Return connected components of graph, with edges filtered by min_weight.

Parameters
min_weight : floatfloat

Minimum weight for edges to be kept in graph. Should be in range [0.5, 1].

min_cells : intint (default: 2)

Minimum number of cells in a component.

Returns

All components from Reconciler, sorted by number of clusterings.

Return type

List[Component]

Plotting

constclust.plotting.component_param_range(component, x='n_neighbors', y='resolution', ax=None)[source]

Given a component, show which parameters it’s found at as a heatmap.

Parameters
component : ForwardRefForwardRef

The component to plot.

x : strstr (default: 'n_neighbors')

The parameter for the x axis.

y : strstr (default: 'resolution')

The parameter to place on the y axis.

ax : Axis, NoneOptional[Axis] (default: None)

Optional axis to plot on.

Example

>>> comps = reconciler.get_comps(0.9)
>>> plotting.component_param_range(comps[0])
Return type

AxisAxis

constclust.plotting.component(component, adata, x='n_neighbors', y='resolution', embedding_basis='X_umap', plot_global=False, aspect=None, embedding_kwargs={})[source]

Plot stability and embedding for component.

Parameters
component : ForwardRefForwardRef

Component object to plot.

adata : AnnDataAnnData

AnnData to use for plotting UMAP. Should have same cell names as Component`s parent `Reconciler.

x : strstr (default: 'n_neighbors')

Parameter to plot on the X-axis of the heatmap.

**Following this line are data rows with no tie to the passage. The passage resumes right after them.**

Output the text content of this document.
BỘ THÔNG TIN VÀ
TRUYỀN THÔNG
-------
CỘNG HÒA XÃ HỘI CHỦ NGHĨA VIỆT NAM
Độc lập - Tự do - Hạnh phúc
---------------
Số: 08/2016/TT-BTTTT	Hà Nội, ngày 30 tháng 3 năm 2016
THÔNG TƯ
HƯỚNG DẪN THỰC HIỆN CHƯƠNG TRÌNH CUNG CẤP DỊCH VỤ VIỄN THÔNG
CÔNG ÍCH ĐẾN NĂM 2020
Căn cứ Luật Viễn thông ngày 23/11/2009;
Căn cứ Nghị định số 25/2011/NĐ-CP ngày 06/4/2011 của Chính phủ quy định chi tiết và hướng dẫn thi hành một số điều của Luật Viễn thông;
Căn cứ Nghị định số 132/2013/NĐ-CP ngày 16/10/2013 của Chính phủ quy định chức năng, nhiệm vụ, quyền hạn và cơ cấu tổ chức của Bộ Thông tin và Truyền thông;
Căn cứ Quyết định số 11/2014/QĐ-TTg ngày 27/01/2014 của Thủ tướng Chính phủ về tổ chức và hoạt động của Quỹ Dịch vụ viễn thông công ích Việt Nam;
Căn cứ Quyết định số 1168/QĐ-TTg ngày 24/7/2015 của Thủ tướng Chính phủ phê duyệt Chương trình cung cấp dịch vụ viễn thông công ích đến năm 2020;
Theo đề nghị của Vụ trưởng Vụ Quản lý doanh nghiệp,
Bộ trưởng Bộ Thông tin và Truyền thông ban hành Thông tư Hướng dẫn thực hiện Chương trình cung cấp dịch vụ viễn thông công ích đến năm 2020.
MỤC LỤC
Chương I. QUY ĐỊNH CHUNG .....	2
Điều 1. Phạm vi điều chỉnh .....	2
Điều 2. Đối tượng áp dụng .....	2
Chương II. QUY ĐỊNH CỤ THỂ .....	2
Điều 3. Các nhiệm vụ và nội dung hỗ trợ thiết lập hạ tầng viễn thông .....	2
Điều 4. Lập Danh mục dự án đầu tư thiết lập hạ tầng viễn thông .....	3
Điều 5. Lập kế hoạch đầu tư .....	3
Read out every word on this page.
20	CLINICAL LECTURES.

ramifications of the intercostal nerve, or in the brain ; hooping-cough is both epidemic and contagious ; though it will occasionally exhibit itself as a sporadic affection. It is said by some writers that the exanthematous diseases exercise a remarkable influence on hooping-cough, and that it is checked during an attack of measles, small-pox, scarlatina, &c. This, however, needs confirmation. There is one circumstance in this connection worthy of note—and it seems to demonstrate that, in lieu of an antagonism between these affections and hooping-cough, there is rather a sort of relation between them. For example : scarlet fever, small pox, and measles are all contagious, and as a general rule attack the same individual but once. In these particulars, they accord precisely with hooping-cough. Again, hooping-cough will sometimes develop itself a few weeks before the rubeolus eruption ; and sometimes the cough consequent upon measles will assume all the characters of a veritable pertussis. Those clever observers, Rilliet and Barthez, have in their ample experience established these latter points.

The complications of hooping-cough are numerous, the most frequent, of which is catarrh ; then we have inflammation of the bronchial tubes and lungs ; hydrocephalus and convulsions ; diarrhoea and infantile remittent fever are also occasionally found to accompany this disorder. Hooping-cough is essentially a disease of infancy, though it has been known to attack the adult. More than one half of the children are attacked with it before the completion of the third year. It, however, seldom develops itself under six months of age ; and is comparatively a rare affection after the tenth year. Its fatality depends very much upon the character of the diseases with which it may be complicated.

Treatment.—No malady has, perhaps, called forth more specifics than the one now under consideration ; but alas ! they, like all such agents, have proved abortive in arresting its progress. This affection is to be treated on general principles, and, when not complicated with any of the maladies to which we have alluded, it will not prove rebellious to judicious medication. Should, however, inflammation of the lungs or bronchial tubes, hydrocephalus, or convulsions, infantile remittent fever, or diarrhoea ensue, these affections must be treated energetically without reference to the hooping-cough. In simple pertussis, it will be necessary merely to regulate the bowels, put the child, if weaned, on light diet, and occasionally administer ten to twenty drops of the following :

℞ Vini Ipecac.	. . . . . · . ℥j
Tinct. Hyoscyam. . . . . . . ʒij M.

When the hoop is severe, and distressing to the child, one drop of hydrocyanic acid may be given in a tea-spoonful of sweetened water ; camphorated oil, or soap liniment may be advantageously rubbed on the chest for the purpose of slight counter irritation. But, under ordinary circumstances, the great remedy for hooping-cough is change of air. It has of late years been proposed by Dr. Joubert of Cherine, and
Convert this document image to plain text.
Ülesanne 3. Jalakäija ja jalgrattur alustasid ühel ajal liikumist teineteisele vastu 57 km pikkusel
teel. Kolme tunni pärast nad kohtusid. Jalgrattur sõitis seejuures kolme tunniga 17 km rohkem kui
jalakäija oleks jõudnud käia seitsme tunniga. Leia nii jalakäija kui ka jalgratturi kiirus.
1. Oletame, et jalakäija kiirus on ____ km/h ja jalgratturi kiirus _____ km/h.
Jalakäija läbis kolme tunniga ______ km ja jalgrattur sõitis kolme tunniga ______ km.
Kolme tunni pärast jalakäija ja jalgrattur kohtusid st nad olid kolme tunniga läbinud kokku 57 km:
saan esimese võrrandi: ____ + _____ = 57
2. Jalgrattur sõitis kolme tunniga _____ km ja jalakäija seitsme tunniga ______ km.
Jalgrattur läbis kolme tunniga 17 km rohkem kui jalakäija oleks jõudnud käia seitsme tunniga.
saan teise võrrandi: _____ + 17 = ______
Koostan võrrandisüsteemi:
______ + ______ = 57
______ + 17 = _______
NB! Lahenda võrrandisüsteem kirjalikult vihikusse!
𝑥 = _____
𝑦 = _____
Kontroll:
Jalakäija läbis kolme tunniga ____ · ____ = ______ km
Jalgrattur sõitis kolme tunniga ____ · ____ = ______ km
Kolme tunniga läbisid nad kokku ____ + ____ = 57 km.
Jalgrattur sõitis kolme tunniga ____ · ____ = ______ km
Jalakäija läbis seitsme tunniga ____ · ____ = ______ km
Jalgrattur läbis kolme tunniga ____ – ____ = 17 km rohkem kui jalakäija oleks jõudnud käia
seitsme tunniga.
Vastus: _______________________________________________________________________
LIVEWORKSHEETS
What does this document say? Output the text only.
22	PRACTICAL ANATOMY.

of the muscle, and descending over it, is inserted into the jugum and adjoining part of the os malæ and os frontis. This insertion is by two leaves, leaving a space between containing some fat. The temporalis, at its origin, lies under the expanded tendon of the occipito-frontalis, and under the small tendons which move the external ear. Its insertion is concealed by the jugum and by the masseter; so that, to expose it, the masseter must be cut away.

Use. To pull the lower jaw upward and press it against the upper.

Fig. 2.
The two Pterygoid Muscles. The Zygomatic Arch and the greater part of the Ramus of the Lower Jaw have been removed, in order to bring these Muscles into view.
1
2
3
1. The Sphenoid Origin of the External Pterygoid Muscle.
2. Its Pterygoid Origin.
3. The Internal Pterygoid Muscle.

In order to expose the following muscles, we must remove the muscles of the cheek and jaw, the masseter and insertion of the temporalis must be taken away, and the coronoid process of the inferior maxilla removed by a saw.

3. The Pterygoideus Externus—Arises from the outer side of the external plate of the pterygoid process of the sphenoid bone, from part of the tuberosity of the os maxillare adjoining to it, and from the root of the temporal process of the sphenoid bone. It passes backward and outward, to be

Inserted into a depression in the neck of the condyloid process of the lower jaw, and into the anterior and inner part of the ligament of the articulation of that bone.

y : strstr (default: 'resolution')

Parameter to plot on the Y-axis of the heatmap.

embedding_basis : strstr (default: 'X_umap')

Which basis from the AnnData object to use for embedding.

aspect : float, NoneOptional[float] (default: None)

Aspect ratio of entire plot. Defaults to 1/2.

embedding_kwargs : dictdict (default: {})

Arguments passed to sc.pl.embedding.